In 2020, 96 percent of all corporate defaults were of speculative grade. While investment grade tracked close to their historic default average, speculative grade bonds defaulted at a level far above historic projection.

Source: S&P Global

That default was concentrated in those issuers that S&P Global indicated were most likely to default indicates that the credit rating agencies are performing their role as quantifiers of creditworthiness and providing the best information possible to investors. Although much has been made of the differing rating approaches by the Big Three what is more important than the inherent factual basis or methodology of any individual rating is the ability to compare ratings to other potential investments.

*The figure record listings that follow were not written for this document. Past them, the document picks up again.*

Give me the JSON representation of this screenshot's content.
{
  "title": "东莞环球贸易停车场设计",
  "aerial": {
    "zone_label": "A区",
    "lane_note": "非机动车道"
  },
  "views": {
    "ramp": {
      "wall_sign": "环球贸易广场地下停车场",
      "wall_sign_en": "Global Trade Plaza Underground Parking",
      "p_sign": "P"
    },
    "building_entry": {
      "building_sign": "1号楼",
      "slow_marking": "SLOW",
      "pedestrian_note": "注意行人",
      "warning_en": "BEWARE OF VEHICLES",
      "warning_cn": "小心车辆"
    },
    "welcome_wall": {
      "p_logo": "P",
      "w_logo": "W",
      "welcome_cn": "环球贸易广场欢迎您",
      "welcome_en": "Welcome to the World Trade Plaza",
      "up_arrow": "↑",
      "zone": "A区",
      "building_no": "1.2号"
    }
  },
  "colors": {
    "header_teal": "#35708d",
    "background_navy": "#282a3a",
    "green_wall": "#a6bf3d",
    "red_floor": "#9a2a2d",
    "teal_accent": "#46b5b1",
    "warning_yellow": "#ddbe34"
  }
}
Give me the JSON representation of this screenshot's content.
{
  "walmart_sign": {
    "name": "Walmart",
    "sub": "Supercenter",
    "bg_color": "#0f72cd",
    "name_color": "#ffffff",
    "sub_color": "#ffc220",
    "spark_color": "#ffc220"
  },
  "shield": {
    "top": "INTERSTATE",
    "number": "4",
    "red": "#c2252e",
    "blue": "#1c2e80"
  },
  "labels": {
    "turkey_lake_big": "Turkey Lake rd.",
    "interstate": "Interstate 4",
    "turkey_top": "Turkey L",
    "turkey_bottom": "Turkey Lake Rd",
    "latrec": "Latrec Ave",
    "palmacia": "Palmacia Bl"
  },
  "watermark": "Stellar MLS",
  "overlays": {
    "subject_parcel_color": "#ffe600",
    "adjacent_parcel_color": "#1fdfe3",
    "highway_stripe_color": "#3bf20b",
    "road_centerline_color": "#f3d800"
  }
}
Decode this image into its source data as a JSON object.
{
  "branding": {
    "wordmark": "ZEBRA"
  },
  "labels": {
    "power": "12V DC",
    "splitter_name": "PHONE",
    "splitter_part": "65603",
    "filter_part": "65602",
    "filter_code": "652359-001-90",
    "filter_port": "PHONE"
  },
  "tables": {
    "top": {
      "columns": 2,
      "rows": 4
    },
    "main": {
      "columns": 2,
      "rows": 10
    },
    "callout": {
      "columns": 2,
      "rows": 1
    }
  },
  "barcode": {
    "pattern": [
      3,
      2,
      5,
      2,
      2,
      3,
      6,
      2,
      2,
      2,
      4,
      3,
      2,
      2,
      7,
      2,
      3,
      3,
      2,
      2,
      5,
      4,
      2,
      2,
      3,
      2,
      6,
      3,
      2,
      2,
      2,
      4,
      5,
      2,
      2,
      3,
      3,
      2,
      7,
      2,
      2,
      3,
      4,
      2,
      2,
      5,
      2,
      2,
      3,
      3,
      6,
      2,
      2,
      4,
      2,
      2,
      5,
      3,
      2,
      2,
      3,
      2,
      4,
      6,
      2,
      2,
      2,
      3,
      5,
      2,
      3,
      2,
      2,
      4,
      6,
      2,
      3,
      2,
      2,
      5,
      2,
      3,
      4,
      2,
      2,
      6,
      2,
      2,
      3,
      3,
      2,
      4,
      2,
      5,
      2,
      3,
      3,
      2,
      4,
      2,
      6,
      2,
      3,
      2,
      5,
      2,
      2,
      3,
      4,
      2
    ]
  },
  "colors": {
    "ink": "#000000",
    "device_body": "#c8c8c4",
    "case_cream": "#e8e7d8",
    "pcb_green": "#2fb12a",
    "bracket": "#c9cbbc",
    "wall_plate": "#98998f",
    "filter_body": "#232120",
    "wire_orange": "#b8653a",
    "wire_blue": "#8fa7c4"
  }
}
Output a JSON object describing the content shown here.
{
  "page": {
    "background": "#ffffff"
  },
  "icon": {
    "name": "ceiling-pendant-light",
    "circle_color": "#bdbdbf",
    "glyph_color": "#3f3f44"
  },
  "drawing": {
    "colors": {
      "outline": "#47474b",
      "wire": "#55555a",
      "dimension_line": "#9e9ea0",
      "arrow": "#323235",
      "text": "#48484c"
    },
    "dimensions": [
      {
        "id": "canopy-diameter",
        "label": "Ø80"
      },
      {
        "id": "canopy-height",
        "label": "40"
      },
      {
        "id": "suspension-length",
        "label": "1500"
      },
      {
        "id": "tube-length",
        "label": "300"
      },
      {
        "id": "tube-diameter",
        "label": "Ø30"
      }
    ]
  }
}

A Fitch rating, for example, has less or no value in isolation than it does as compared with all other Fitch ratings that are compiled using the same methodology. It is indicative of the success of that methodology that the vast majority of corporate defaults noted by S&P were of the lowest rating given by S&P.

Also of note, 2020 saw the default of zero companies rated investment grade (the remaining 15 percent of defaults were of unrated entities). 2008 saw the default of 11 companies rated investment grade; this seems to suggest that credit rating methodologies are only improving and that comparisons between the economic circumstances of the global financial crisis and the COVID-19 recession that fail to take these differences into account will fail. One of these key differences, of course, is the billions of dollars of support for companies issued under the Federal Reserve emergency lending facilities and other sources of pandemic stimulus. While there is little to indicate that credit rating agencies are not presenting an accurate picture as to the health of the overall economy, that health is itself somewhat artificial given the nature of economic support provided by the Fed.

Conclusion

The global financial crisis represented a failure of instrument and issuer. The inappropriate valuation of highly complex securitized mortgages triggered in turn the collapse of investment grade issuers. Neither of those sources of global systemic economic stress are apparent in the COVID-19 recession and aftermath. It remains to be seen whether the credit rating agencies could cope with a similar set of circumstances, although regulation and better risk management at the credit rating agencies themselves would suggest that they are considerably better equipped to do so. In these quite different circumstances, however, the credit rating agencies have stabilized markets, provided timely price-sensitive information to investors, and have accurately predicted which instruments and issuers would most likely fail.